What becomes evident here is how the circulation space is employed not just for movement from homeroom to specialised learning spaces for art, science, music, etc, but also for breaks and generalised hubbub and to and fro — places in which noise, interruption and ambient activity are seen as positives for informal learning and social gathering, rather than distractions. Sissons talks a lot about flow and how boys need to move, but also about the calming effect of the spaces on the boys. “What you see now is boys purposefully moving. They are on the move. They know where they’re going. We know boys.”
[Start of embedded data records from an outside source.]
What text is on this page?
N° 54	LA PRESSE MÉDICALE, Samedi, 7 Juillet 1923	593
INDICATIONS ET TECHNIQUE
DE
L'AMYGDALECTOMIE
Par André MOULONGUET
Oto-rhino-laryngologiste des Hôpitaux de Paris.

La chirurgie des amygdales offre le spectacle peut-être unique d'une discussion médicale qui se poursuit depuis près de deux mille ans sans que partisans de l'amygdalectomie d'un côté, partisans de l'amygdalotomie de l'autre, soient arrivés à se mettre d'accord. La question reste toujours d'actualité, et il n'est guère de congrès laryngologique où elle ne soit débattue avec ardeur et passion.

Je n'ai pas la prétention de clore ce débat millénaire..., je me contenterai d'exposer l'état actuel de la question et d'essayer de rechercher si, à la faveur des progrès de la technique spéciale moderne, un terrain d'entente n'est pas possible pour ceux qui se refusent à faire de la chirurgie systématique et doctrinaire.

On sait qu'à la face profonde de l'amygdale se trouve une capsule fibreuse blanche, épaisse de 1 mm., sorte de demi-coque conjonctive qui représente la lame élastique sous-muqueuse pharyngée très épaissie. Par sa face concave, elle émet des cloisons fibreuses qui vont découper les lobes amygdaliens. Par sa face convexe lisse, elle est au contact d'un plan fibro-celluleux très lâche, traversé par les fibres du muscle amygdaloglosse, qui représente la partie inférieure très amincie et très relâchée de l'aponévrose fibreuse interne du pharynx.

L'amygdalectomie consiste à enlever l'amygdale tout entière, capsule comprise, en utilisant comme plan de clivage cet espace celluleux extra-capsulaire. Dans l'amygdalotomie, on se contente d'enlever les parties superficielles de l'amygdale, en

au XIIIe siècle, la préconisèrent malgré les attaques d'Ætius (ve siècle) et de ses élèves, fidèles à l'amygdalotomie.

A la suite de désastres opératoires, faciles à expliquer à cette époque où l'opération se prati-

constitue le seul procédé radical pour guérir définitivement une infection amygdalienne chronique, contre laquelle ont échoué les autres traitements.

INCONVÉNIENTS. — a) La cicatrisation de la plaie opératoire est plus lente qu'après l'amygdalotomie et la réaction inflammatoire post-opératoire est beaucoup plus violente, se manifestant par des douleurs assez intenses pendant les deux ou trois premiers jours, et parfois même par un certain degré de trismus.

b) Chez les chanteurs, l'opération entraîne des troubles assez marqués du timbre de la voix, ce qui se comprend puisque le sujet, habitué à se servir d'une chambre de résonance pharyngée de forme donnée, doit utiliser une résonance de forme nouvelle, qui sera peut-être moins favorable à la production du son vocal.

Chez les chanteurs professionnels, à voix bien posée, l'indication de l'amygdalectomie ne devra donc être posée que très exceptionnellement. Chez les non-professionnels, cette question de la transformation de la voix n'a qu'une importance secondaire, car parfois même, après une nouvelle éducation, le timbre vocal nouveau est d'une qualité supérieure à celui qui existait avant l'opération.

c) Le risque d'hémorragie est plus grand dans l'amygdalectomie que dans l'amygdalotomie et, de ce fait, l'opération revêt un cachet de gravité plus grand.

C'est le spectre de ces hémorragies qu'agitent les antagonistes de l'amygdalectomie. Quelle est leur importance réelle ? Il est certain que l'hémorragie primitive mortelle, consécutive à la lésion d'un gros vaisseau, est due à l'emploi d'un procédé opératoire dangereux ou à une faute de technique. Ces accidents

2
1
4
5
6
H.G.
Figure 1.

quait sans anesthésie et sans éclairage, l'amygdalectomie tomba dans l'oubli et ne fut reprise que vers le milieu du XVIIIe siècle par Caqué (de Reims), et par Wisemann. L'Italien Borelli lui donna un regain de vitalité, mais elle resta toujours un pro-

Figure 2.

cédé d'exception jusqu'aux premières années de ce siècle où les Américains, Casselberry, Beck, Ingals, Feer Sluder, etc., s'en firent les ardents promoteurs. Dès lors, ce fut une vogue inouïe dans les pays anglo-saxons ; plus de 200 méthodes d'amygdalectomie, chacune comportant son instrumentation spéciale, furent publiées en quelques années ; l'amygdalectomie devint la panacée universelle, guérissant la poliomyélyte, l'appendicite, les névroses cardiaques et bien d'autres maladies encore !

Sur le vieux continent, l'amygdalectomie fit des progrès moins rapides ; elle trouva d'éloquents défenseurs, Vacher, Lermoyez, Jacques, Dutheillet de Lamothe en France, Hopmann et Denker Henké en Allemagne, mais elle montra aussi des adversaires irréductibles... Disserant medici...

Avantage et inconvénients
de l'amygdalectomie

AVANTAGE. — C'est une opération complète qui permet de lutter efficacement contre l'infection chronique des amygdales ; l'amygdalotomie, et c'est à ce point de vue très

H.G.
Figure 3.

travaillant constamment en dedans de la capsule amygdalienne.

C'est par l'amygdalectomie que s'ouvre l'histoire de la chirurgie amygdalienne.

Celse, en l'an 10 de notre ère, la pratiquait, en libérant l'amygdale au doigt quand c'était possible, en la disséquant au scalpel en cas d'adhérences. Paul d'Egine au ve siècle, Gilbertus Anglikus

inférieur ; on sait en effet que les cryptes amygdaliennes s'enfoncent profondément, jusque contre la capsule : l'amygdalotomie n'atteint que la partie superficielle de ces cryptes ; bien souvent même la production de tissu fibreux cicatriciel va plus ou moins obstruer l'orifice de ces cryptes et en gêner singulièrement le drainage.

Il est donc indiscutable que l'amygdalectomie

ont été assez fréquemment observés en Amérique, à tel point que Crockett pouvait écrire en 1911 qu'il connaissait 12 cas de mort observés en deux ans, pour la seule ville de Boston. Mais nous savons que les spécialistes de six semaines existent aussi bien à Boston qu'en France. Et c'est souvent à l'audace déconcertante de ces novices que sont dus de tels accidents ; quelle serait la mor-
Lucky boys: King’s School's magnificent new building

Notable distractions along the way include specially designed water stations, where boys can fill their environmentally friendly drink bottles — in house colours — with cool filtered water. Then there’s the big fish tank, where each boy can have and name a fish, and the Lego table — both apparently suggestions from the boys that were included in the design.

Is there something state education can learn from private education about school design? Undoubtedly. Spaciousness is good — these 19 new classrooms and music rooms comprise, with all their additional breakout spaces and circulation, 5000sqm. So are student-teacher ratios. King’s operates at 1:11, which is strictly maintained in the early years but allows for larger classes (up to 25 boys) at other years, when students are also taught by specialist teachers. In other words, design like a secondary school. But none of this comes cheap. The school, which has a roll of 700 boys, from the age of four to 13, charges $18,400 a year for Transition-to-Year 3 students, $19,600 for Years 4-6 and $22,400 for Years 7 and 8.

Perhaps the most significant change for King’s School is its new face — represented by the modernist brick-and-glass north facade, with jutting terracotta fins — which some have described as “unequivocally box-like”. The face of an MLE is a far cry from the school’s landmark 1936 Hanna Block and clock tower, which were demolished to make way for this magnificence — much to the chagrin of a group of old boys and heritage campaigners who wanted it preserved. The march of the MLE waits for no man. As someone murmured to me, “Lucky boys”.